Additives - and even shipping and storage conditions-  introduce matrix  and other effects meaning the PT sample used to give you that “atta boy” is in fact not directly comparable or commutable to a fresh sample from your patient.


So what if we just made allowance for that knowledge, knowing PT is not perfect but it’s the best we can do right now?  However that assumption raises another issue. How can we be completely sure that our test system (say an analyzer with a certain reagent) is in fact producing accurate patient results. Calibrators and quality control material often have matrix effects as well. Then there is the additional issue of comparability among various test systems.


Suppose research shows that a clinical condition has certain cut points or diagnostic targets. Given the degree of uncertaintity and variation how can a clinician be confident making clinical decisions based on such results? We are already familiar with harmonization for cholesterol and with the use of INR (versus PT)  to guide warfarin anticoagulation. In both cases there is much less inter-laboratory variation than there used to be.


That brings us to the areas of accuracy and harmonization. Accuracy is “trueness of result” while harmonization is a system of ensuring results for an analyte are truly comparable; even performed by different methods, at different sites, on different platforms.

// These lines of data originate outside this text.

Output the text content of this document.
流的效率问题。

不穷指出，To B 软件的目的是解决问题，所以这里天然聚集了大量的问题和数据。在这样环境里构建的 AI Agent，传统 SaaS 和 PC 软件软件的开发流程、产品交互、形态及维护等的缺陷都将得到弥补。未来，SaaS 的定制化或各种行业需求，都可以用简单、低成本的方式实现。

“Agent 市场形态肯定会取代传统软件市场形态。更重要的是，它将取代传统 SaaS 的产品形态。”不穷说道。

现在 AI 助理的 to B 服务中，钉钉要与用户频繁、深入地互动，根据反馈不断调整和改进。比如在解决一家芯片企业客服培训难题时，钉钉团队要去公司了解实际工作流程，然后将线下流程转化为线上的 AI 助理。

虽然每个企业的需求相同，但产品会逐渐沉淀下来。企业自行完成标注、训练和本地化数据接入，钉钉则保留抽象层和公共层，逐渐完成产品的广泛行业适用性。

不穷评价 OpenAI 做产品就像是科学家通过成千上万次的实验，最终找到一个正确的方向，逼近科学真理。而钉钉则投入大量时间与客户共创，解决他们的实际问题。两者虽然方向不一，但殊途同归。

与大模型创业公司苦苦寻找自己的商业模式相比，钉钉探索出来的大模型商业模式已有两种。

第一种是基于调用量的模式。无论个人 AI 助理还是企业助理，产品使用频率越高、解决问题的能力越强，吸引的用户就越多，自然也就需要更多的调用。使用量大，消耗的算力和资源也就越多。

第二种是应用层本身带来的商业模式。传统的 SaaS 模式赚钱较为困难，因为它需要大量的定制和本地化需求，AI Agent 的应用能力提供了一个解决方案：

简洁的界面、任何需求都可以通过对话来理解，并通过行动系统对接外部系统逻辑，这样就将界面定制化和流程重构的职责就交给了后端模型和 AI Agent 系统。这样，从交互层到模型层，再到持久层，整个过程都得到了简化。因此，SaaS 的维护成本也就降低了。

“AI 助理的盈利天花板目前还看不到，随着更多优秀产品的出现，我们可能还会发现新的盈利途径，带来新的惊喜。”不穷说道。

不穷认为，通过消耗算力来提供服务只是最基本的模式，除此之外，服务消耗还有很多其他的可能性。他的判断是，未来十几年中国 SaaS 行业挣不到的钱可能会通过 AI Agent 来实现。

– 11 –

CAP has recently introduced Accuracy-Based Surveys for various analytes like lipids, Vitamin D, Creatinine, testosterone and Hemoglobin A1C.


Participation is a totally voluntary process and laboratories might not want to subject themselves to extra scrutiny and the possibility of “failing” even if results are within the peer group. One advantage of the Accuracy Based Program (ABP) is that manufacturers can re-evaluate their products (reagents and test system) and even revisit their calibration traceability.


Wouldn’t it be wonderful if your PT results indicated how you were doing in an absolute sense, and not simply compared to your peer group who may have the same bias? Wouldn’t it be great to have tests systems giving equivalent results across platforms and laboratorians and clinicians having the confidence that their “numbers” are both accurate and comparable and can be used to confidently guide patient care decisions?



Interesting concept. I agree that is something we take for granted. Every once in a while there is no concensus among peers. Sometimes it is a numerical value and sometimes it is even qualitative or positive/negative. CAP will then claim it was due to storage or handling of PT  material by lab. But sometimes it's just an unstable PT to start with.